The Yang-Baxter equation for PT invariant nineteen vertex models

TL;DR

This paper classifies solutions to the Yang-Baxter equation for PT-invariant nineteen vertex models using algebraic geometry, revealing a universal structure, a new model, and links to spin chain excitations.

Contribution

It introduces a unified algebraic geometric approach to classify integrable nineteen vertex models, including a novel model and spectral parameterization via algebraic curves.

Findings

Classification into four families of integrable models

Discovery of a new nineteen vertex model

Connection between algebraic curve form and spin chain excitations

Abstract

We study the solutions of the Yang-Baxter equation associated to nineteen vertex models invariant by the parity-time symmetry from the perspective of algebraic geometry.
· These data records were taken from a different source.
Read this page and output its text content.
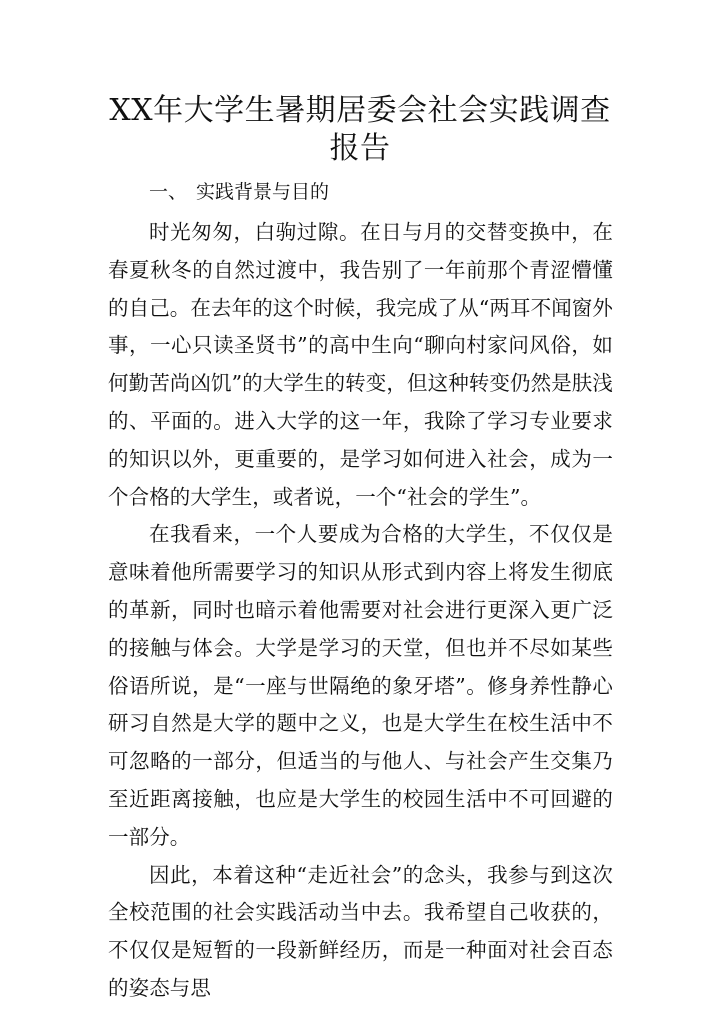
XX年大学生暑期居委会社会实践调查报告
一、 实践背景与目的

时光匆匆，白驹过隙。在日与月的交替变换中，在春夏秋冬的自然过渡中，我告别了一年前那个青涩懵懂的自己。在去年的这个时候，我完成了从“两耳不闻窗外事，一心只读圣贤书”的高中生向“聊向村家问风俗，如何勤苦尚凶饥”的大学生的转变，但这种转变仍然是肤浅的、平面的。进入大学的这一年，我除了学习专业要求的知识以外，更重要的，是学习如何进入社会，成为一个合格的大学生，或者说，一个“社会的学生”。

在我看来，一个人要成为合格的大学生，不仅仅是意味着他所需要学习的知识从形式到内容上将发生彻底的革新，同时也暗示着他需要对社会进行更深入更广泛的接触与体会。大学是学习的天堂，但也并不尽如某些俗语所说，是“一座与世隔绝的象牙塔”。修身养性静心研习自然是大学的题中之义，也是大学生在校生活中不可忽略的一部分，但适当的与他人、与社会产生交集乃至近距离接触，也应是大学生的校园生活中不可回避的一部分。

因此，本着这种“走近社会”的念头，我参与到这次全校范围的社会实践活动当中去。我希望自己收获的，不仅仅是短暂的一段新鲜经历，而是一种面对社会百态的姿态与思
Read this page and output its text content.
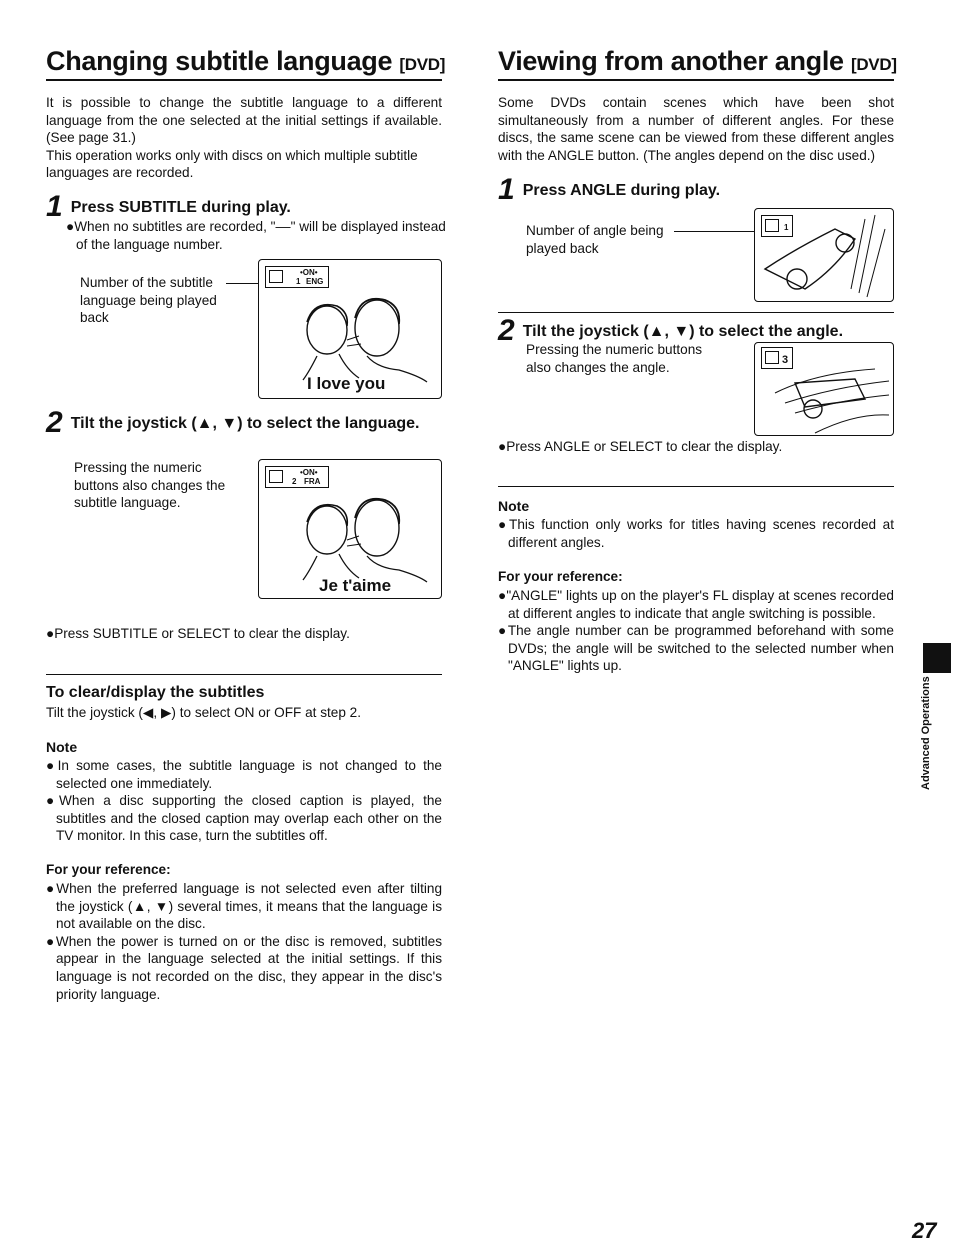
Changing subtitle language [DVD]

It is possible to change the subtitle language to a different language from the one selected at the initial settings if available. (See page 31.)

This operation works only with discs on which multiple subtitle languages are recorded.

1 Press SUBTITLE during play.
●When no subtitles are recorded, "––" will be displayed instead of the language number.
Number of the subtitle language being played back
•ON•
1 ENG
I love you
2 Tilt the joystick (▲, ▼) to select the language.
Pressing the numeric buttons also changes the subtitle language.
•ON•
2 FRA
Je t'aime
●Press SUBTITLE or SELECT to clear the display.
To clear/display the subtitles
Tilt the joystick (◀, ▶) to select ON or OFF at step 2.
Note

●In some cases, the subtitle language is not changed to the selected one immediately.

●When a disc supporting the closed caption is played, the subtitles and the closed caption may overlap each other on the TV monitor. In this case, turn the subtitles off.

For your reference:

●When the preferred language is not selected even after tilting the joystick (▲, ▼) several times, it means that the language is not available on the disc.

●When the power is turned on or the disc is removed, subtitles appear in the language selected at the initial settings. If this language is not recorded on the disc, they appear in the disc's priority language.

Viewing from another angle [DVD]
Some DVDs contain scenes which have been shot simultaneously from a number of different angles. For these discs, the same scene can be viewed from these different angles with the ANGLE button. (The angles depend on the disc used.)
1 Press ANGLE during play.
Number of angle being played back
1
2 Tilt the joystick (▲, ▼) to select the angle.
Pressing the numeric buttons also changes the angle.	3
●Press ANGLE or SELECT to clear the display.
Note

●This function only works for titles having scenes recorded at different angles.

For your reference:

●"ANGLE" lights up on the player's FL display at scenes recorded at different angles to indicate that angle switching is possible.

●The angle number can be programmed beforehand with some DVDs; the angle will be switched to the selected number when "ANGLE" lights up.

Advanced Operations
27
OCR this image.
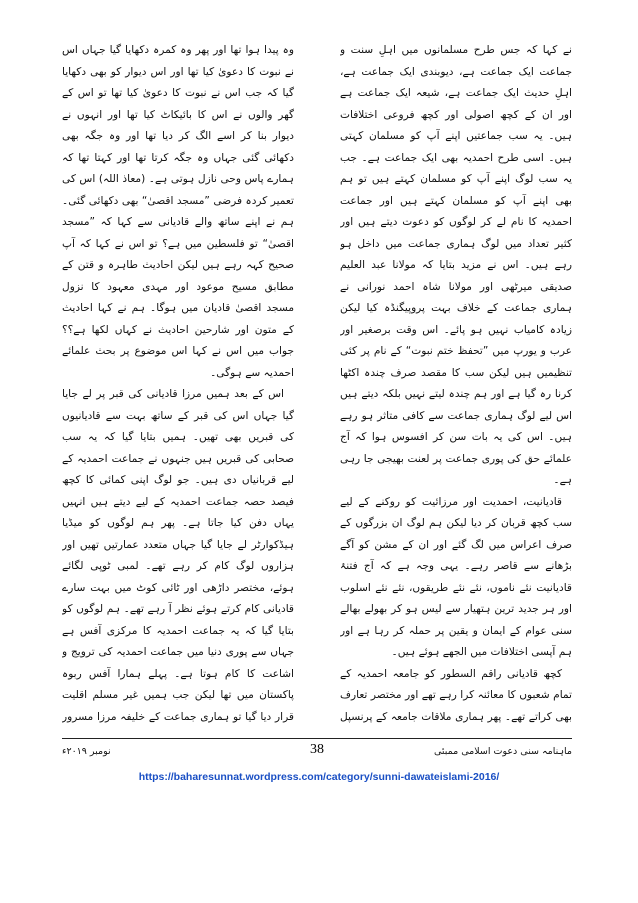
نے کہا کہ جس طرح مسلمانوں میں اہلِ سنت و جماعت ایک جماعت ہے، دیوبندی ایک جماعت ہے، اہلِ حدیث ایک جماعت ہے، شیعہ ایک جماعت ہے اور ان کے کچھ اصولی اور کچھ فروعی اختلافات ہیں۔ یہ سب جماعتیں اپنے آپ کو مسلمان کہتی ہیں۔ اسی طرح احمدیہ بھی ایک جماعت ہے۔ جب یہ سب لوگ اپنے آپ کو مسلمان کہتے ہیں تو ہم بھی اپنے آپ کو مسلمان کہتے ہیں اور جماعت احمدیہ کا نام لے کر لوگوں کو دعوت دیتے ہیں اور کثیر تعداد میں لوگ ہماری جماعت میں داخل ہو رہے ہیں۔ اس نے مزید بتایا کہ مولانا عبد العلیم صدیقی میرٹھی اور مولانا شاہ احمد نورانی نے ہماری جماعت کے خلاف بہت پروپیگنڈہ کیا لیکن زیادہ کامیاب نہیں ہو پائے۔ اس وقت برصغیر اور عرب و یورپ میں ”تحفظ ختم نبوت“ کے نام پر کئی تنظیمیں ہیں لیکن سب کا مقصد صرف چندہ اکٹھا کرنا رہ گیا ہے اور ہم چندہ لیتے نہیں بلکہ دیتے ہیں اس لیے لوگ ہماری جماعت سے کافی متاثر ہو رہے ہیں۔ اس کی یہ بات سن کر افسوس ہوا کہ آج علمائے حق کی پوری جماعت پر لعنت بھیجی جا رہی ہے۔

قادیانیت، احمدیت اور مرزائیت کو روکنے کے لیے سب کچھ قربان کر دیا لیکن ہم لوگ ان بزرگوں کے صرف اعراس میں لگ گئے اور ان کے مشن کو آگے بڑھانے سے قاصر رہے۔ یہی وجہ ہے کہ آج فتنۂ قادیانیت نئے ناموں، نئے نئے طریقوں، نئے نئے اسلوب اور ہر جدید ترین ہتھیار سے لیس ہو کر بھولے بھالے سنی عوام کے ایمان و یقین پر حملہ کر رہا ہے اور ہم آپسی اختلافات میں الجھے ہوئے ہیں۔

کچھ قادیانی راقم السطور کو جامعہ احمدیہ کے تمام شعبوں کا معائنہ کرا رہے تھے اور مختصر تعارف بھی کراتے تھے۔ پھر ہماری ملاقات جامعہ کے پرنسپل

وہ پیدا ہوا تھا اور پھر وہ کمرہ دکھایا گیا جہاں اس نے نبوت کا دعویٰ کیا تھا اور اس دیوار کو بھی دکھایا گیا کہ جب اس نے نبوت کا دعویٰ کیا تھا تو اس کے گھر والوں نے اس کا بائیکاٹ کیا تھا اور انہوں نے دیوار بنا کر اسے الگ کر دیا تھا اور وہ جگہ بھی دکھائی گئی جہاں وہ جگہ کرتا تھا اور کہتا تھا کہ ہمارے پاس وحی نازل ہوتی ہے۔ (معاذ اللہ) اس کی تعمیر کردہ فرضی ”مسجد اقصیٰ“ بھی دکھائی گئی۔ ہم نے اپنے ساتھ والے قادیانی سے کہا کہ ”مسجد اقصیٰ“ تو فلسطین میں ہے؟ تو اس نے کہا کہ آپ صحیح کہہ رہے ہیں لیکن احادیث طاہرہ و قتن کے مطابق مسیح موعود اور مہدی معہود کا نزول مسجد اقصیٰ قادیان میں ہوگا۔ ہم نے کہا احادیث کے متون اور شارحین احادیث نے کہاں لکھا ہے؟؟ جواب میں اس نے کہا اس موضوع پر بحث علمائے احمدیہ سے ہوگی۔

اس کے بعد ہمیں مرزا قادیانی کی قبر پر لے جایا گیا جہاں اس کی قبر کے ساتھ بہت سے قادیانیوں کی قبریں بھی تھیں۔ ہمیں بتایا گیا کہ یہ سب صحابی کی قبریں ہیں جنہوں نے جماعت احمدیہ کے لیے قربانیاں دی ہیں۔ جو لوگ اپنی کمائی کا کچھ فیصد حصہ جماعت احمدیہ کے لیے دیتے ہیں انہیں یہاں دفن کیا جاتا ہے۔ پھر ہم لوگوں کو میڈیا ہیڈکوارٹر لے جایا گیا جہاں متعدد عمارتیں تھیں اور ہزاروں لوگ کام کر رہے تھے۔ لمبی ٹوپی لگائے ہوئے، مختصر داڑھی اور ٹائی کوٹ میں بہت سارے قادیانی کام کرتے ہوئے نظر آ رہے تھے۔ ہم لوگوں کو بتایا گیا کہ یہ جماعت احمدیہ کا مرکزی آفس ہے جہاں سے پوری دنیا میں جماعت احمدیہ کی ترویج و اشاعت کا کام ہوتا ہے۔ پہلے ہمارا آفس ربوہ پاکستان میں تھا لیکن جب ہمیں غیر مسلم اقلیت قرار دیا گیا تو ہماری جماعت کے خلیفہ مرزا مسرور

ماہنامہ سنی دعوت اسلامی ممبئی
38
نومبر ۲۰۱۹ء
https://baharesunnat.wordpress.com/category/sunni-dawateislami-2016/
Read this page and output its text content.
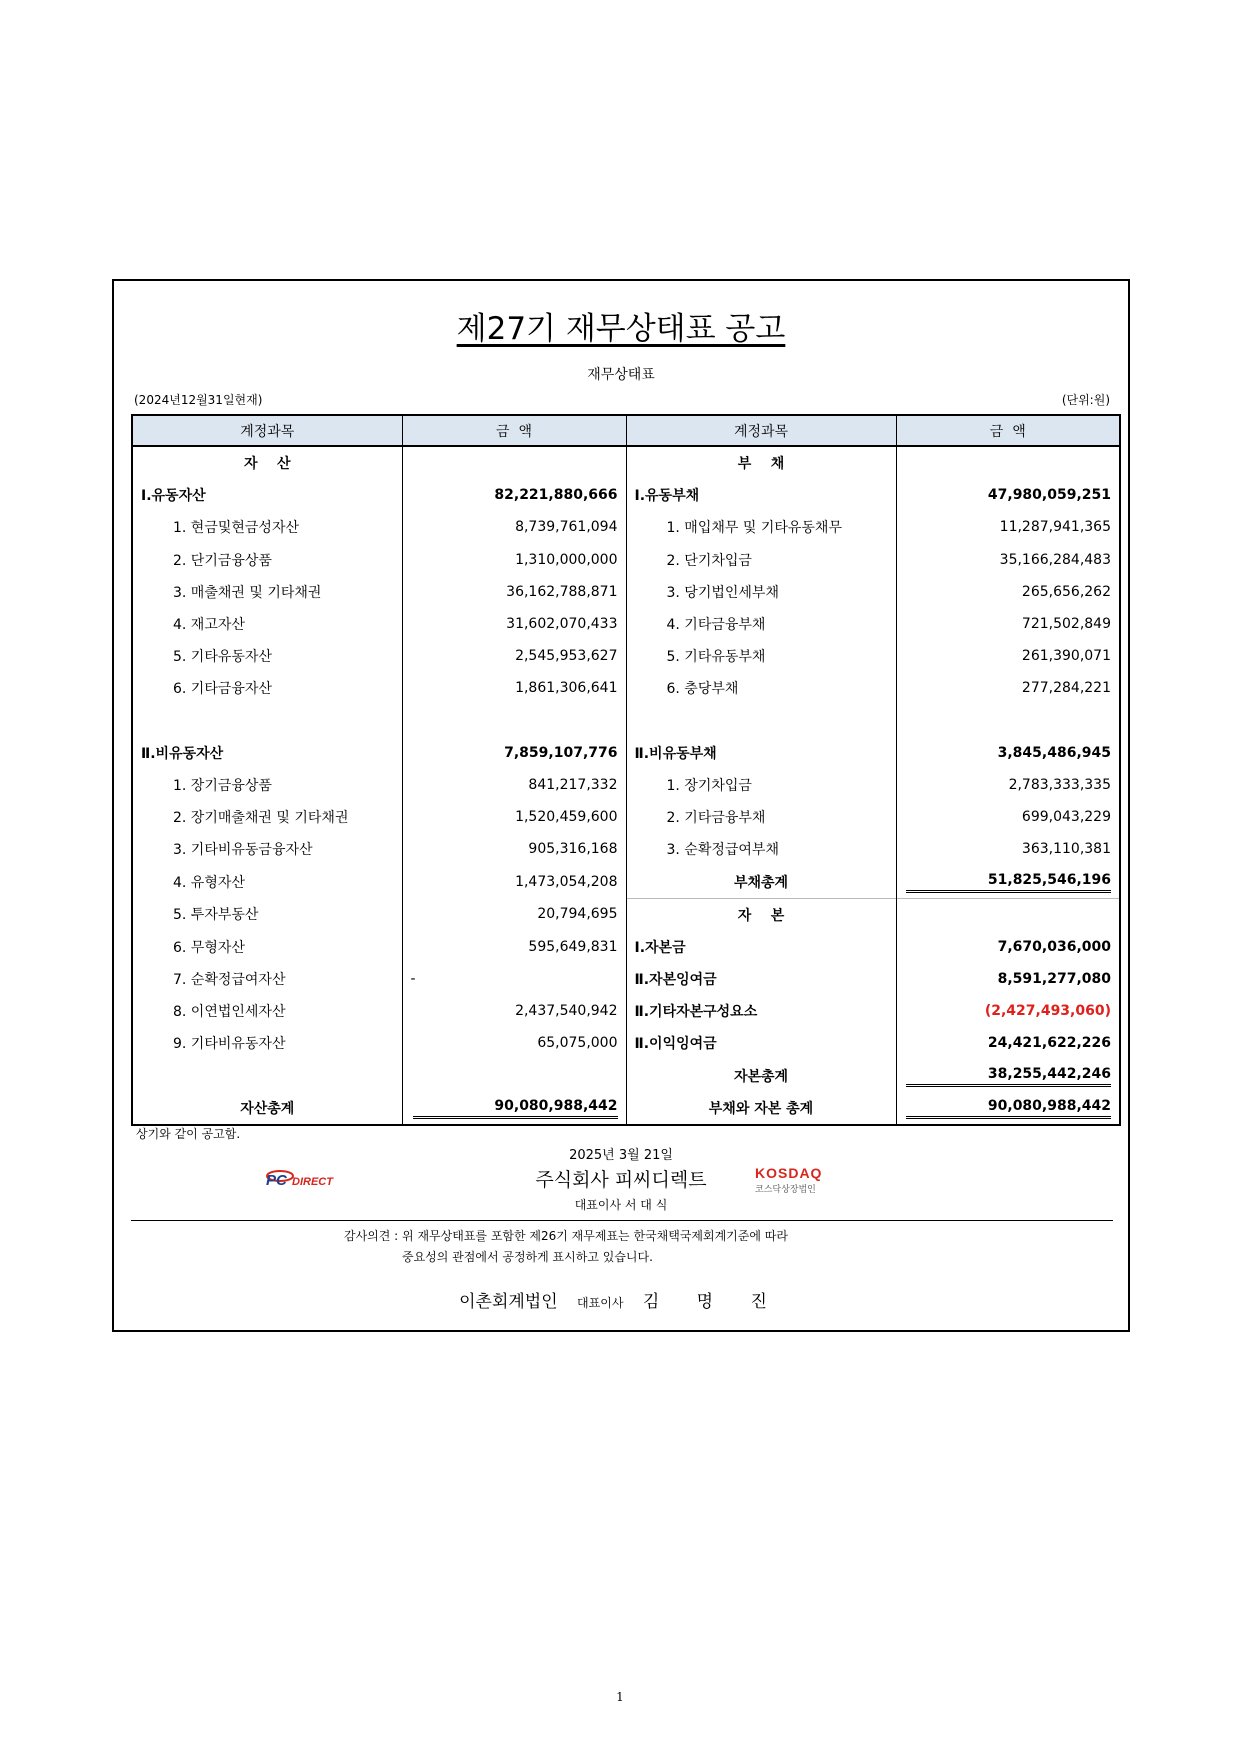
제27기 재무상태표 공고
재무상태표
(2024년12월31일현재)	(단위:원)
계정과목	금  액	계정과목	금  액
자    산		부    채	
Ⅰ.유동자산	82,221,880,666	Ⅰ.유동부채	47,980,059,251
1. 현금및현금성자산	8,739,761,094	1. 매입채무 및 기타유동채무	11,287,941,365
2. 단기금융상품	1,310,000,000	2. 단기차입금	35,166,284,483
3. 매출채권 및 기타채권	36,162,788,871	3. 당기법인세부채	265,656,262
4. 재고자산	31,602,070,433	4. 기타금융부채	721,502,849
5. 기타유동자산	2,545,953,627	5. 기타유동부채	261,390,071
6. 기타금융자산	1,861,306,641	6. 충당부채	277,284,221

Ⅱ.비유동자산	7,859,107,776	Ⅱ.비유동부채	3,845,486,945
1. 장기금융상품	841,217,332	1. 장기차입금	2,783,333,335
2. 장기매출채권 및 기타채권	1,520,459,600	2. 기타금융부채	699,043,229
3. 기타비유동금융자산	905,316,168	3. 순확정급여부채	363,110,381
4. 유형자산	1,473,054,208	부채총계	51,825,546,196
5. 투자부동산	20,794,695	자    본	
6. 무형자산	595,649,831	Ⅰ.자본금	7,670,036,000
7. 순확정급여자산	-	Ⅱ.자본잉여금	8,591,277,080
8. 이연법인세자산	2,437,540,942	Ⅱ.기타자본구성요소	(2,427,493,060)
9. 기타비유동자산	65,075,000	Ⅱ.이익잉여금	24,421,622,226
		자본총계	38,255,442,246
자산총계	90,080,988,442	부채와 자본 총계	90,080,988,442
상기와 같이 공고함.
2025년 3월 21일
PC DIRECT	주식회사 피씨디렉트	KOSDAQ
코스닥상장법인
대표이사 서 대 식
감사의견 : 위 재무상태표를 포함한 제26기 재무제표는 한국채택국제회계기준에 따라
중요성의 관점에서 공정하게 표시하고 있습니다.
이촌회계법인 대표이사 김 명 진
1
We determine the form of the algebraic curves constraining the respective Boltzmann weights and found that they possess a universal structure. This allows us to classify the integrable manifolds in four different families reproducing three known models besides uncovering a novel nineteen vertex model in a unified way. The introduction of the spectral parameter on the weights is made via the parameterization of the fundamental algebraic curve which is a conic. The diagonalization of the transfer matrix of the new vertex model and its thermodynamic limit properties are discussed. We point out a connection between the form of the main curve and the nature of the excitations of the corresponding spin-1 chains.